Who Will Ethically Invest?
Ethical investing is for investors who want to invest their money for noble causes. For example, if an investor thinks that tobacco is unhealthy, then they would avoid companies that produce tobacco or own investments in tobacco-manufacturing companies.
SRI funds avoid investing in controversial areas such as gambling, firearms, tobacco, alcohol, and oil. Here, the investor’s moral value is given critical importance in investment selection.
2. Environmental, Social and Governance Funds (ESG Funds)
Unlike SRI funds, ESG funds consider in their decision-making how environment, social and governance risks and opportunities can cause material impacts on a company’s performance. They can invest in sustainability while maintaining the same level of returns as they would with a standard approach.
3. Impact Funds
Impact funds place equal importance on fund performance. Hence, they aggressively look at creating ethical changes supporting companies that provide certain products and services. Impact funds are suitable for investors who are socially responsible but also want good returns.
4. Faith-based Funds
Faith-based funds only invest in stocks that follow religious values and ideals, and strictly exclude investments that don’t fit the category.
Advantages of Ethical Investing
The investor feels happy when an ethical holding company performs well. They benefit emotionally and financially when the company shares their values.

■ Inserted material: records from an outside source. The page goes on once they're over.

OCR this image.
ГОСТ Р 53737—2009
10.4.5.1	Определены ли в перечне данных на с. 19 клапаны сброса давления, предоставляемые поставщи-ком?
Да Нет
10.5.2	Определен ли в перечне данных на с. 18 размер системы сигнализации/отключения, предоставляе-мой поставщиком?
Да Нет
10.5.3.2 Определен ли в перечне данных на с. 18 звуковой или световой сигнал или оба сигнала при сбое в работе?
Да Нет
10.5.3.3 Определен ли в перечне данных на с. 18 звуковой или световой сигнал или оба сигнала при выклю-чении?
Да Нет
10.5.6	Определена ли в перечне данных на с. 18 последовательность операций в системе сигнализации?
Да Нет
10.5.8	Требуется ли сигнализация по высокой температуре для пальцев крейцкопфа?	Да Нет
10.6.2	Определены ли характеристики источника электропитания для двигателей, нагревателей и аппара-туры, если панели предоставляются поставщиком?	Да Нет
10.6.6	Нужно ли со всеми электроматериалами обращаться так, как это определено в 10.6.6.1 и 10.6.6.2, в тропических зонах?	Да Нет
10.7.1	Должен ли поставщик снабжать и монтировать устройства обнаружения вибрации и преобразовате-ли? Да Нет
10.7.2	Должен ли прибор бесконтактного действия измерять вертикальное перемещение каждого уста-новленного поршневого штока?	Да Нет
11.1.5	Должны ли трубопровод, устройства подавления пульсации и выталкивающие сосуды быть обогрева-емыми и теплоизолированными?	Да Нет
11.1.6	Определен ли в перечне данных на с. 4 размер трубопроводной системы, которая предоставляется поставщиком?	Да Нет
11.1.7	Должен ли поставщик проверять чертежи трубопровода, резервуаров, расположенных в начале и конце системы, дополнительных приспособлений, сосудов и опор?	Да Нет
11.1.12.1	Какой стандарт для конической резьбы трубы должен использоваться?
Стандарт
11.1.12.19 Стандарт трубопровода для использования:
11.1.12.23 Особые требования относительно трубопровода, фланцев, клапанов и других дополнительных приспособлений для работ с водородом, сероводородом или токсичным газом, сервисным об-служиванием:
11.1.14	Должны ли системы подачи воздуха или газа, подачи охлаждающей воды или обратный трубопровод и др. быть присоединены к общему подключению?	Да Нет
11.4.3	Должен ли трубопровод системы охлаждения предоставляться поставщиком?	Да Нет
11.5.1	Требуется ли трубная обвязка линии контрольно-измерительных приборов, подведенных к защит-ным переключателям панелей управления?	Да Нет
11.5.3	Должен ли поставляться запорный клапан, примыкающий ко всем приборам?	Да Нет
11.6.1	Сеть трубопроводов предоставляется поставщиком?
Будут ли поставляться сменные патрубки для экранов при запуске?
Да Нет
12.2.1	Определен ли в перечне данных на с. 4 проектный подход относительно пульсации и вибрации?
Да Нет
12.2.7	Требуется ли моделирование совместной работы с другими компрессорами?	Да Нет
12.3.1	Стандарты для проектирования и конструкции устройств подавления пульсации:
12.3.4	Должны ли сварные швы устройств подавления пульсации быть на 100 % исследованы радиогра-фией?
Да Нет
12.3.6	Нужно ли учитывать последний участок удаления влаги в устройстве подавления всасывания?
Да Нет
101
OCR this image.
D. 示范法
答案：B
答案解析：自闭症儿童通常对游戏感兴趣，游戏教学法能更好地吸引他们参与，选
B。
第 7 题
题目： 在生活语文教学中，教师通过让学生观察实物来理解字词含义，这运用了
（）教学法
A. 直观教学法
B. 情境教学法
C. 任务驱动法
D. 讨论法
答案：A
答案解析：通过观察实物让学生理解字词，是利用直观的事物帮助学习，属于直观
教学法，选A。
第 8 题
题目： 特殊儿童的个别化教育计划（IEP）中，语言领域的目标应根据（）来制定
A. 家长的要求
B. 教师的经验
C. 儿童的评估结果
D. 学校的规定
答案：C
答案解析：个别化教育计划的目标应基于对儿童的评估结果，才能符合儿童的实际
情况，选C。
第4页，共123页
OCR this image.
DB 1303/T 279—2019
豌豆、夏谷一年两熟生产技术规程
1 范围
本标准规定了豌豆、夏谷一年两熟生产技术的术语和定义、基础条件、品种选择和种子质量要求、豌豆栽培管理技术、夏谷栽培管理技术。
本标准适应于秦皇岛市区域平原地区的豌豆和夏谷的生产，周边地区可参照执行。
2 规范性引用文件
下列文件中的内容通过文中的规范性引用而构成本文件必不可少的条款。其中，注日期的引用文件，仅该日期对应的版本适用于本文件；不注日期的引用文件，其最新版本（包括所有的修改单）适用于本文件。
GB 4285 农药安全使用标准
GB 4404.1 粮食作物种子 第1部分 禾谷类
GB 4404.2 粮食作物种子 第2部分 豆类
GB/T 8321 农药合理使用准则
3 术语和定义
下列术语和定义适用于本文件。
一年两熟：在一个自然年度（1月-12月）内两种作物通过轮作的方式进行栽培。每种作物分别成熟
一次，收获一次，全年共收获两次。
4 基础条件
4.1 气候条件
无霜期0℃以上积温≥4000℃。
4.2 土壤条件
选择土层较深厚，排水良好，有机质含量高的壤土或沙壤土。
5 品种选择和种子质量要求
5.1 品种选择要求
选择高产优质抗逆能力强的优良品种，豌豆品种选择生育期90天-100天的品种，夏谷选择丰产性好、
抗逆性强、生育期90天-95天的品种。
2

As more people invest in ethical funds, the investments can grow substantially in the future.
Since ethical investing is gaining importance, it will encourage other businesses to improve their ethical practices to attract funding.
Disadvantages of Ethical Investing
As ethical investing is not a passive strategy, it involves a lot of research to ensure that it aligns with the investor’s values and beliefs.
Ethical investing may not provide optimal returns; hence, the investor sacrifices financial gains for an ethical approach
The fees for ethical investing can be higher due to the research involved in identifying the right investment.
Does Ethical Investing Work?
One key aim of ethical investors is to avoid investing in companies that produce products that are against the social, moral, and religious values of the investor. However, boycotting an evil company by not investing in it doesn’t mean that money is not going to the company.
When an investor purchases a stock, the money goes to the seller of the stock, who is an individual investor and not the company. The company only makes money when it issues new stocks like an initial public offering (IPO). Hence, ethical investors are not punishing the evil companies.
Also, by boycotting a company, ethical investors are reducing the pool of potential shareholders which may reduce the price of the stocks, this only makes it more attractive to unethical investors in the market to buy the stock at these lower prices.
Ethical investing is beneficial to society; however, it needs to fulfill certain elements that are high standards to achieve.
A successful business idea needs to be identified, which will help the world. For example, solar panels are good examples of ethical investing. However, a funding solar panel company that pollutes the environment through its manufacturing process is self-defeating.
If the investor is able to identify a business opportunity that will result in a positive impact on the planet, then there needs to be “additionality” – a path by which the business can lead the company to grow sustainably. However, it is difficult to achieve such an objective in the stock market.
Not investing in unethical companies doesn’t mean they will disappear, in fact they may continue to flourish as other investors seeking high returns will always be available.
Should Investors Stop Ethical Investing?
Ethical investing isn’t a bad thing. It does help companies gain access to capital to grow and fund their CSR (corporate social responsibility) programs. It also gives investors the ability to influence businesses operations and practices towards their personal values and ethics. .
This sometimes comes at a cost of lower financial returns on their portfolio, but the trade off for other benefits makes it worthwhile.
An investor chooses to ethically invest when they want to make a difference in society. Their primary goal from the investment is to meet their moral, social, and religious values, while returns are secondary.
While ethical investing is good, it is an expensive strategy, as thorough research needs to be done to find investments that meet the investor’s primary goal. Also, boycotting investment in unethical companies will not prevent them from continuing to succeed as other investors seeking returns will support them.